The idea behind the retort is to capture the wood-gas produced when the temperature of the wood in the chamber reaches 752 degrees Fahrenheit. This wood gas is then introduced into the furnace, burning gasses to fire the retort itself. Here you can see the horizontal disturbance in the flames, actually the force is so great coming out of the burner tube that it burns over a foot away from the tube.

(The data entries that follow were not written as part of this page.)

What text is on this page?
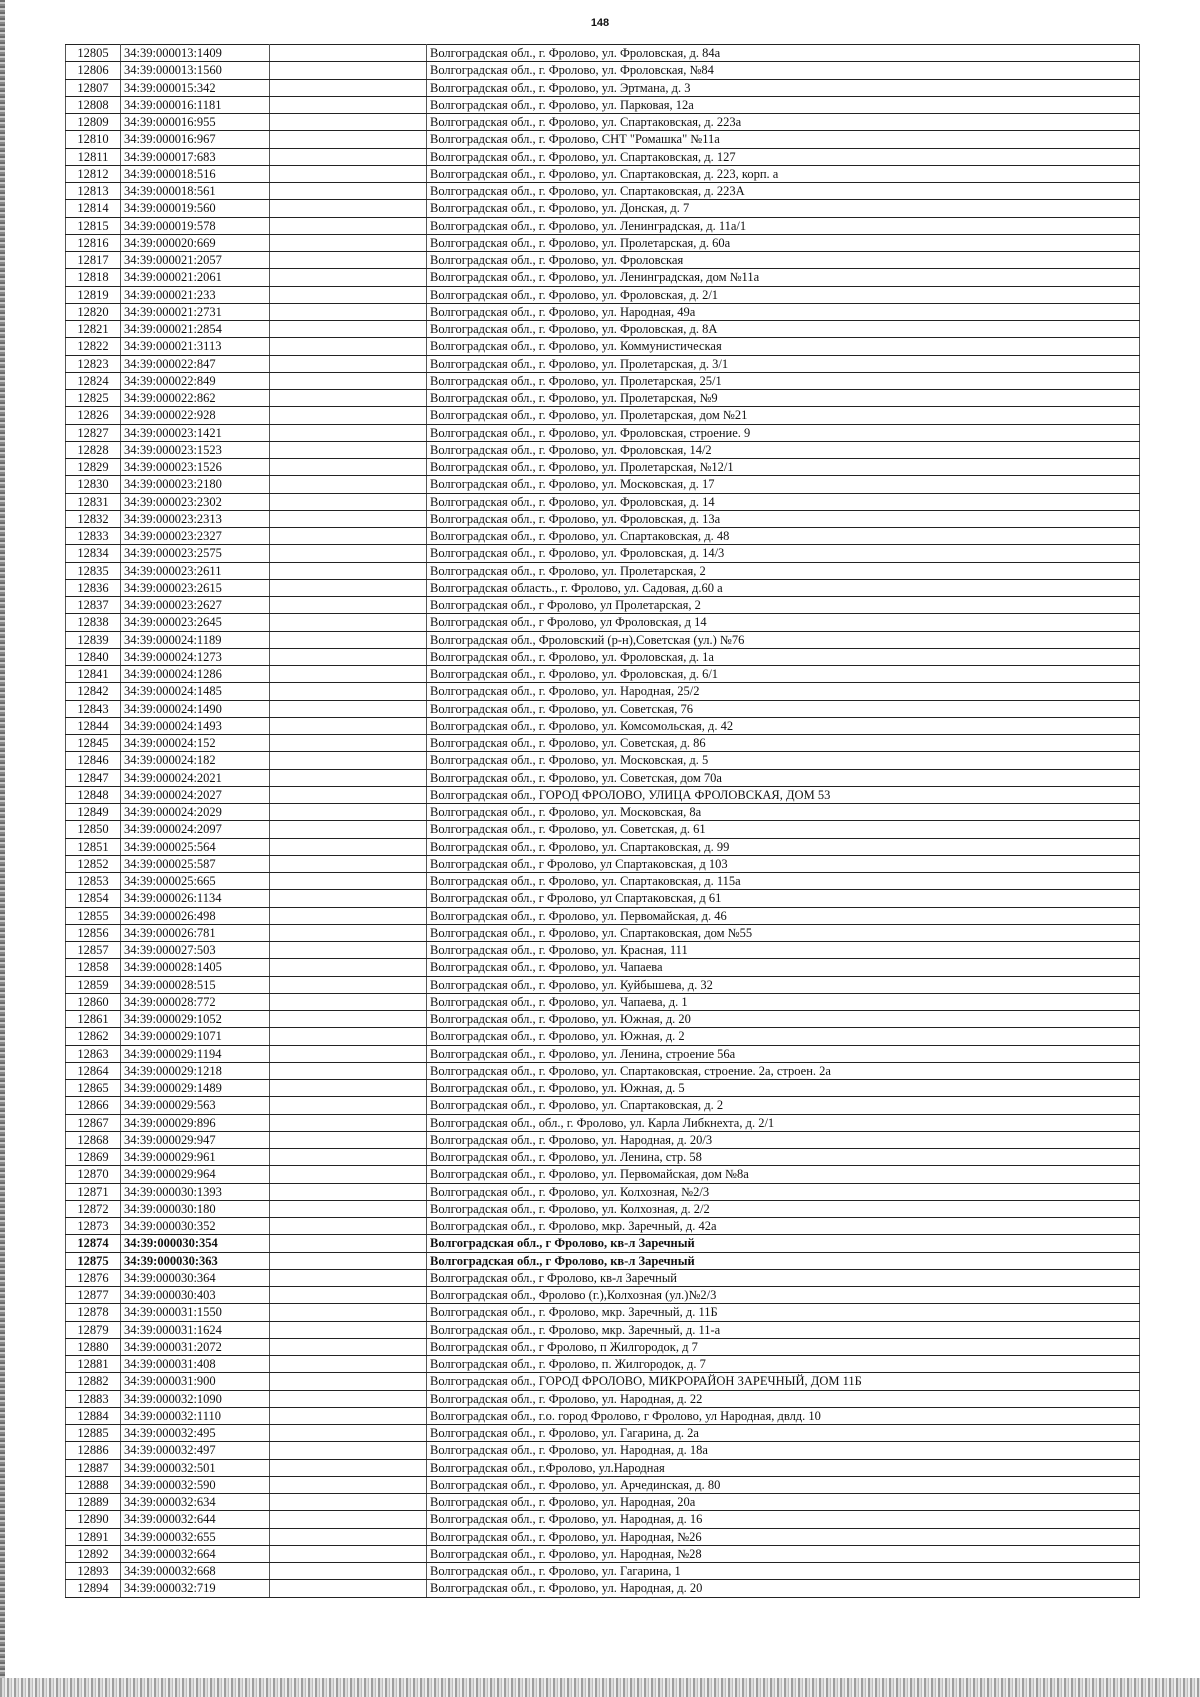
148
12805	34:39:000013:1409		Волгоградская обл., г. Фролово, ул. Фроловская, д. 84а
12806	34:39:000013:1560		Волгоградская обл., г. Фролово, ул. Фроловская, №84
12807	34:39:000015:342		Волгоградская обл., г. Фролово, ул. Эртмана, д. 3
12808	34:39:000016:1181		Волгоградская обл., г. Фролово, ул. Парковая, 12а
12809	34:39:000016:955		Волгоградская обл., г. Фролово, ул. Спартаковская, д. 223а
12810	34:39:000016:967		Волгоградская обл., г. Фролово, СНТ "Ромашка" №11а
12811	34:39:000017:683		Волгоградская обл., г. Фролово, ул. Спартаковская, д. 127
12812	34:39:000018:516		Волгоградская обл., г. Фролово, ул. Спартаковская, д. 223, корп. а
12813	34:39:000018:561		Волгоградская обл., г. Фролово, ул. Спартаковская, д. 223А
12814	34:39:000019:560		Волгоградская обл., г. Фролово, ул. Донская, д. 7
12815	34:39:000019:578		Волгоградская обл., г. Фролово, ул. Ленинградская, д. 11а/1
12816	34:39:000020:669		Волгоградская обл., г. Фролово, ул. Пролетарская, д. 60а
12817	34:39:000021:2057		Волгоградская обл., г. Фролово, ул. Фроловская
12818	34:39:000021:2061		Волгоградская обл., г. Фролово, ул. Ленинградская, дом №11а
12819	34:39:000021:233		Волгоградская обл., г. Фролово, ул. Фроловская, д. 2/1
12820	34:39:000021:2731		Волгоградская обл., г. Фролово, ул. Народная, 49а
12821	34:39:000021:2854		Волгоградская обл., г. Фролово, ул. Фроловская, д. 8А
12822	34:39:000021:3113		Волгоградская обл., г. Фролово, ул. Коммунистическая
12823	34:39:000022:847		Волгоградская обл., г. Фролово, ул. Пролетарская, д. 3/1
12824	34:39:000022:849		Волгоградская обл., г. Фролово, ул. Пролетарская, 25/1
12825	34:39:000022:862		Волгоградская обл., г. Фролово, ул. Пролетарская, №9
12826	34:39:000022:928		Волгоградская обл., г. Фролово, ул. Пролетарская, дом №21
12827	34:39:000023:1421		Волгоградская обл., г. Фролово, ул. Фроловская, строение. 9
12828	34:39:000023:1523		Волгоградская обл., г. Фролово, ул. Фроловская, 14/2
12829	34:39:000023:1526		Волгоградская обл., г. Фролово, ул. Пролетарская, №12/1
12830	34:39:000023:2180		Волгоградская обл., г. Фролово, ул. Московская, д. 17
12831	34:39:000023:2302		Волгоградская обл., г. Фролово, ул. Фроловская, д. 14
12832	34:39:000023:2313		Волгоградская обл., г. Фролово, ул. Фроловская, д. 13а
12833	34:39:000023:2327		Волгоградская обл., г. Фролово, ул. Спартаковская, д. 48
12834	34:39:000023:2575		Волгоградская обл., г. Фролово, ул. Фроловская, д. 14/3
12835	34:39:000023:2611		Волгоградская обл., г. Фролово, ул. Пролетарская, 2
12836	34:39:000023:2615		Волгоградская область., г. Фролово, ул. Садовая, д.60 а
12837	34:39:000023:2627		Волгоградская обл., г Фролово, ул Пролетарская, 2
12838	34:39:000023:2645		Волгоградская обл., г Фролово, ул Фроловская, д 14
12839	34:39:000024:1189		Волгоградская обл., Фроловский (р-н),Советская (ул.) №76
12840	34:39:000024:1273		Волгоградская обл., г. Фролово, ул. Фроловская, д. 1а
12841	34:39:000024:1286		Волгоградская обл., г. Фролово, ул. Фроловская, д. 6/1
12842	34:39:000024:1485		Волгоградская обл., г. Фролово, ул. Народная, 25/2
12843	34:39:000024:1490		Волгоградская обл., г. Фролово, ул. Советская, 76
12844	34:39:000024:1493		Волгоградская обл., г. Фролово, ул. Комсомольская, д. 42
12845	34:39:000024:152		Волгоградская обл., г. Фролово, ул. Советская, д. 86
12846	34:39:000024:182		Волгоградская обл., г. Фролово, ул. Московская, д. 5
12847	34:39:000024:2021		Волгоградская обл., г. Фролово, ул. Советская, дом 70а
12848	34:39:000024:2027		Волгоградская обл., ГОРОД ФРОЛОВО, УЛИЦА ФРОЛОВСКАЯ, ДОМ 53
12849	34:39:000024:2029		Волгоградская обл., г. Фролово, ул. Московская, 8а
12850	34:39:000024:2097		Волгоградская обл., г. Фролово, ул. Советская, д. 61
12851	34:39:000025:564		Волгоградская обл., г. Фролово, ул. Спартаковская, д. 99
12852	34:39:000025:587		Волгоградская обл., г Фролово, ул Спартаковская, д 103
12853	34:39:000025:665		Волгоградская обл., г. Фролово, ул. Спартаковская, д. 115а
12854	34:39:000026:1134		Волгоградская обл., г Фролово, ул Спартаковская, д 61
12855	34:39:000026:498		Волгоградская обл., г. Фролово, ул. Первомайская, д. 46
12856	34:39:000026:781		Волгоградская обл., г. Фролово, ул. Спартаковская, дом №55
12857	34:39:000027:503		Волгоградская обл., г. Фролово, ул. Красная, 111
12858	34:39:000028:1405		Волгоградская обл., г. Фролово, ул. Чапаева
12859	34:39:000028:515		Волгоградская обл., г. Фролово, ул. Куйбышева, д. 32
12860	34:39:000028:772		Волгоградская обл., г. Фролово, ул. Чапаева, д. 1
12861	34:39:000029:1052		Волгоградская обл., г. Фролово, ул. Южная, д. 20
12862	34:39:000029:1071		Волгоградская обл., г. Фролово, ул. Южная, д. 2
12863	34:39:000029:1194		Волгоградская обл., г. Фролово, ул. Ленина, строение 56а
12864	34:39:000029:1218		Волгоградская обл., г. Фролово, ул. Спартаковская, строение. 2а, строен. 2а
12865	34:39:000029:1489		Волгоградская обл., г. Фролово, ул. Южная, д. 5
12866	34:39:000029:563		Волгоградская обл., г. Фролово, ул. Спартаковская, д. 2
12867	34:39:000029:896		Волгоградская обл., обл., г. Фролово, ул. Карла Либкнехта, д. 2/1
12868	34:39:000029:947		Волгоградская обл., г. Фролово, ул. Народная, д. 20/3
12869	34:39:000029:961		Волгоградская обл., г. Фролово, ул. Ленина, стр. 58
12870	34:39:000029:964		Волгоградская обл., г. Фролово, ул. Первомайская, дом №8а
12871	34:39:000030:1393		Волгоградская обл., г. Фролово, ул. Колхозная, №2/3
12872	34:39:000030:180		Волгоградская обл., г. Фролово, ул. Колхозная, д. 2/2
12873	34:39:000030:352		Волгоградская обл., г. Фролово, мкр. Заречный, д. 42а
12874	34:39:000030:354		Волгоградская обл., г Фролово, кв-л Заречный
12875	34:39:000030:363		Волгоградская обл., г Фролово, кв-л Заречный
12876	34:39:000030:364		Волгоградская обл., г Фролово, кв-л Заречный
12877	34:39:000030:403		Волгоградская обл., Фролово (г.),Колхозная (ул.)№2/3
12878	34:39:000031:1550		Волгоградская обл., г. Фролово, мкр. Заречный, д. 11Б
12879	34:39:000031:1624		Волгоградская обл., г. Фролово, мкр. Заречный, д. 11-а
12880	34:39:000031:2072		Волгоградская обл., г Фролово, п Жилгородок, д 7
12881	34:39:000031:408		Волгоградская обл., г. Фролово, п. Жилгородок, д. 7
12882	34:39:000031:900		Волгоградская обл., ГОРОД ФРОЛОВО, МИКРОРАЙОН ЗАРЕЧНЫЙ, ДОМ 11Б
12883	34:39:000032:1090		Волгоградская обл., г. Фролово, ул. Народная, д. 22
12884	34:39:000032:1110		Волгоградская обл., г.о. город Фролово, г Фролово, ул Народная, двлд. 10
12885	34:39:000032:495		Волгоградская обл., г. Фролово, ул. Гагарина, д. 2а
12886	34:39:000032:497		Волгоградская обл., г. Фролово, ул. Народная, д. 18а
12887	34:39:000032:501		Волгоградская обл., г.Фролово, ул.Народная
12888	34:39:000032:590		Волгоградская обл., г. Фролово, ул. Арчединская, д. 80
12889	34:39:000032:634		Волгоградская обл., г. Фролово, ул. Народная, 20а
12890	34:39:000032:644		Волгоградская обл., г. Фролово, ул. Народная, д. 16
12891	34:39:000032:655		Волгоградская обл., г. Фролово, ул. Народная, №26
12892	34:39:000032:664		Волгоградская обл., г. Фролово, ул. Народная, №28
12893	34:39:000032:668		Волгоградская обл., г. Фролово, ул. Гагарина, 1
12894	34:39:000032:719		Волгоградская обл., г. Фролово, ул. Народная, д. 20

                                               

We are still learning the burn times for various thicknesses of wood and conditions of the day. It is typically taking one hour to bring the chamber to the right temperature and then when the smoke disappears the gassing has started. From then, the one hour mark it fires for another 3 hours eating another 4 or 5 pallets. So in the 4 hour period we can produce 40 pounds of charcoal. We are also studying the burn rates of charcoal verses coke in our forges, we'll let you know how we make out.

 

Sword Forging - Hardening Forge and Tempering Oven

       One of the many areas we offer workshops in is bladesmithing and now we are beginning to better develop the tools and equipment need for sword forging workshops. We are very fortunate to have a legendary man of the bladesmithing world as a neighbor, Don Fogg has been extremely helpful in the design and development of this equipment. As this school processes a very well equipped fabrication shop within, the sky is the limit.

 

            

             

 

       The view on the left shows the pyrometer we made as well as the single T-Rex atmospheric burner used from Rex Price at Hybrid Burners. This one burner is controlled with a precision needle valve and between the two components can hold this forge within 10 degrees, front to back. The image on the right shows the burner port in the back and the temperature probes just below the blade holding supports. Using an old propane thank as the shell, lined with 1 inch of Kaowool provides even hardening temperatures for blades up to 38 inches long.

 

   

 

 

Here is our electric Tempering oven. We used 2 rows of Ni-Chrome wire wound elements covered by a clear quartz tube. To apply the needed amount of heat for this size we are running at about 2590 watts at 220 volts, the elements came from Duralite and they were very nice to work with. The controller box(gray) energizes the elements through the digital temperature control box(silver) which is also our pyrometer. On the inside of the oven we have a sheet metal baffle to keep the direct light of the elements off the pieces being treated and the a stainless steel rack over that to hold the pieces with minimum points of contact. The oven will heat 0 to 800 degrees.

Both the Hardening Forge and Tempering Oven will be offered for sale on a build to suite arrangement, if you might be interested in such equipment please give us a call at 207-777-3375.

 

 

 

 MINI Vertical Forge

        Inspired by the many variations of vertical forges, we developed this design for small billets of pattern steel as well as blade forging. It offers a full 5 inch heat allowing small sections of blade to be forged at a time. It will weld up to a 2 inch square billet. It will achieve welding temperature in about 20 minutes and has been very successful in our Japanese Laminated Blade workshops. Lined with 1 inch of Kaowool coated with Santinite and 1 inch of Mizzou in the bottom and heated by a single T-Rex atmospheric burner used from Rex Price at Hybrid Burners. The whole forge only weighs about 20 pounds and has removable top and bottom for relining needs. Built entirely from scrap.